Standing at the Door
I am writing in this post about a man named Lot and a stand he took at a very crucial time. Lot was Abram’s [later called Abraham] nephew. Abram was a man of incredible wealth and he had a huge entourage, which, in that day, distinguished him as a man of means. Lot also had a huge household and livestock. In Genesis 13, we find a clash between these two men. They were quarreling over who would settle on which piece of land. Abram gave Lot his choice and since water was very important in the desert Lot chose an area called Sodom. We find out about the area he chose in Genesis 13:13, “But the men of Sodom were exceedingly wicked and sinful against the Lord.”
Genesis 19 recounts the sad aftermath of Lot’s choice of location. When we read Genesis 19:1–11 we see that Lot received the two angels (mentioned in Genesis 18 with a mission to destroy the city because of its sinful behavior) and insisted that they spend the night in his home, knowing all too well the danger that would face them otherwise. The men of Sodom sought to commit homosexual rape against these heavenly visitors. In a desperate effort to save his guests, Lot shamelessly offered his two daughters. Only a miracle saved the day; the angels struck the Sodomites with a temporary, confusing blindness.
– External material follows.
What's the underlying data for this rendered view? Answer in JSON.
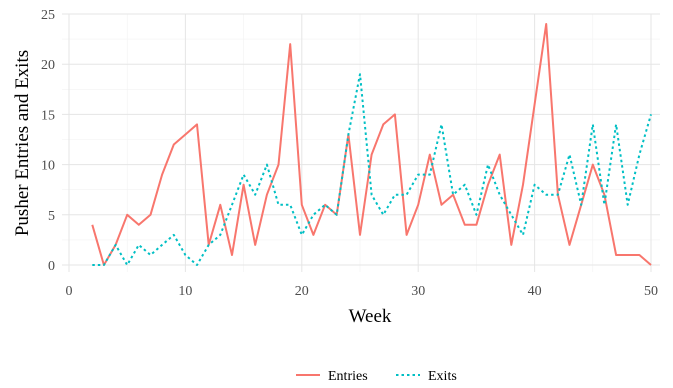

The people of Sodom had become so corrupt through their ongoing sexual sin that they wanted to gang rape these two visitors.
Lot, however, does something that is both highly symbolic and also offers us an example for Christians today. Genesis 19:6–7 tells us, “So Lot went out to them through the doorway, shut the door behind him, and said, ‘Please, my brethren, do not do so wickedly!’”
Lot went through the door and then he shut the door behind him. It’s highly symbolic because as Jesus says in John 10:9, “I am the door. If anyone enters by Me, he will be saved, and will go in and out and find pasture.” James, Jesus half-brother, wrote in his epistle, “Behold the Judge is standing at the door!” (James 5:9).
Lot positions himself between the Door, (Jesus), and sinful humanity. He pleads with the men, “Please don’t do this wickedness because you can’t enter the Door in your current condition with your current intention.”
What he did was not only symbolic, it’s reflective of what we need today—we need some Lots who will position themselves between the Savior and sinners pleading with them to stop their wickedness. We need some Lots who will not approve, excuse or condone sinful behavior and also tell people they can’t enter the Door while being defiant and wicked. We need to stand at the Door.
Friends, we need to be more like Lot. We need to confront sin and defiant, anti-biblical behavior and let them know they can’t enter through the Door without humility and repentance. Defiance, wickedness, ungodly demands and pride won’t cut it. Anyone coming through the Door of Jesus Christ must humble himself or herself and repent.
Then, after that, Jesus, the Door, can take them right where they are. He can touch them with His love, mercy and grace. He can heal them of their sin and He can restore them. He’s done it for countless people once they bowed their heads, got on their knees and asked for repentance and forgiveness.
Lot warned them and that’s our responsibility as the church. We need to let them know the Truth of the Word, in love as we stand between them and the Door. Then, once they humbly repent, we need to come alongside them with prayer and patience as they grow in the Lord.